De lo que estamos hablando, en realidad, es de poder reconocernos a nosotros mismos; de la inseguridad y el aprecio que nos tenemos

Sus palabras me dejaron atónita. No le comenté nada en su ­momento: cuando lea esto va a pasmarse. En aquel instante pensé en lo increíblemente errónea que era la percepción que tenía de sí misma, y en la facilidad con la que caemos todos en esa trampa. Sí, estoy segura de que yo también me veo peor de lo que estoy; pero en el caso de Chus la desviación de juicio es clamorosa. Esta mujer que se ha medido a sí misma hasta la extenuación, hasta la frontera de la muerte y de la locura; esta guerrera capaz de soportar todos los retos, soportaba sin embargo mal el abismo imaginario del espejo, la confrontación con el yo ideal inexistente.
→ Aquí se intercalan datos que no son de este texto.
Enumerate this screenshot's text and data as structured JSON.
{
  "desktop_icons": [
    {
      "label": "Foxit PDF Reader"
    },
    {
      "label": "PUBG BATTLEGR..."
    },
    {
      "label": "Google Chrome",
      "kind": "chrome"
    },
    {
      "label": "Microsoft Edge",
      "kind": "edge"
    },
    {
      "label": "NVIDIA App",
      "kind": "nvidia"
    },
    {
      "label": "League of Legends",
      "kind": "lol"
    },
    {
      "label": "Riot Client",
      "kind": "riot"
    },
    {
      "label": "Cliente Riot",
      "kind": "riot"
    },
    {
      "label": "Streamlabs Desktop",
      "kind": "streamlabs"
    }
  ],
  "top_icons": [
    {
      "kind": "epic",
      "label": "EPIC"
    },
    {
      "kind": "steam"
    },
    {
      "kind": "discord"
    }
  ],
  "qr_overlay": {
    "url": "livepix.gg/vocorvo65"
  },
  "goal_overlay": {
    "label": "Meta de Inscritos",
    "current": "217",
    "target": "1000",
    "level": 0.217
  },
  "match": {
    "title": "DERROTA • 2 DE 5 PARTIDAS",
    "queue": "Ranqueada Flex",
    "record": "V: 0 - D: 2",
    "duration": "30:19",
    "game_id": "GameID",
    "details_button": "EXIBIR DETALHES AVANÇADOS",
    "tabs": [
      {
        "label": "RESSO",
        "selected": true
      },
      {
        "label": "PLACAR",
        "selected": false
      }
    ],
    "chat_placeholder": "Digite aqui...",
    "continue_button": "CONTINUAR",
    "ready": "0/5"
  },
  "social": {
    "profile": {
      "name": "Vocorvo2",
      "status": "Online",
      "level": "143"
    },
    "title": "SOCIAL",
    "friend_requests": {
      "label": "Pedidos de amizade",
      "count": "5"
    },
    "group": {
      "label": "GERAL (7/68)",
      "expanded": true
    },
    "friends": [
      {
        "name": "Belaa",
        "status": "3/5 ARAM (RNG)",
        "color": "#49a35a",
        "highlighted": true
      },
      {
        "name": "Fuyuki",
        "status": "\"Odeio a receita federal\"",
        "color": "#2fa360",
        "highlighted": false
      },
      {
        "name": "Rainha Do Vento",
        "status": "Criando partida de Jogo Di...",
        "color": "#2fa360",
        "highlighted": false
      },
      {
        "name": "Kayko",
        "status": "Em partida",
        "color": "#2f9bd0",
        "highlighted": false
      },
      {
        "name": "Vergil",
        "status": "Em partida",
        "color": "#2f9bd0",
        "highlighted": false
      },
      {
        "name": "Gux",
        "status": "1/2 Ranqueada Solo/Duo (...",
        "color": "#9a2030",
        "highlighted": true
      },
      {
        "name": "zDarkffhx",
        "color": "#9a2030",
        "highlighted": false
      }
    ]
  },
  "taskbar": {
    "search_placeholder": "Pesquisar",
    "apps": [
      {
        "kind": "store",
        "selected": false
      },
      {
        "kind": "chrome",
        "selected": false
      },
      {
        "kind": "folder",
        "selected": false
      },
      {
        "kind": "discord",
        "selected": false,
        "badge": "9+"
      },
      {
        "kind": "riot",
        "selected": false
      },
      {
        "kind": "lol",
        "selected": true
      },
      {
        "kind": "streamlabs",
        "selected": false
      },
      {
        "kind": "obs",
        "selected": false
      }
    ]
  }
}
Hay numerosos estudios sobre esa alteración de nuestra mirada. Recuerdo uno de hace bastantes años en el que los sujetos, hombres y mujeres, tenían que valorar varios aspectos de su propio físico tales como peso, musculación o altura, y luego los mismos aspectos en otras personas desconocidas a las que veían a cierta distancia. La gran mayoría se creía comparativamente más gorda, más baja y más enclenque y en muchos casos esa apreciación era claramente errónea. Parece que las mujeres puntuamos peor en la vertiginosa prueba del espejo; por ejemplo, según una investigación del año pasado de la psicóloga Lorea Kortabarria, los chicos tienen una percepción más real de su peso que las chicas. Pero la propia Kortabarria aseguraba que esa diferencia se está reduciendo cada vez más y, por otra parte, el problema es que no se trata solo del peso, de las carnes, de cómo nos sienta o no nos sienta una falda. De lo que estamos hablando, en realidad, es de poder reconocernos a nosotros mismos; de la inseguridad y el aprecio que nos tenemos; de la capacidad de aceptar la frustración por no poder alcanzar el ideal. Todo esto es la eterna pelea de la vida, nuestro viaje de exploración más importante, y se ve que es más difícil de lograr que atravesar a solas la aterradora Antártida. Madre mía, da miedo.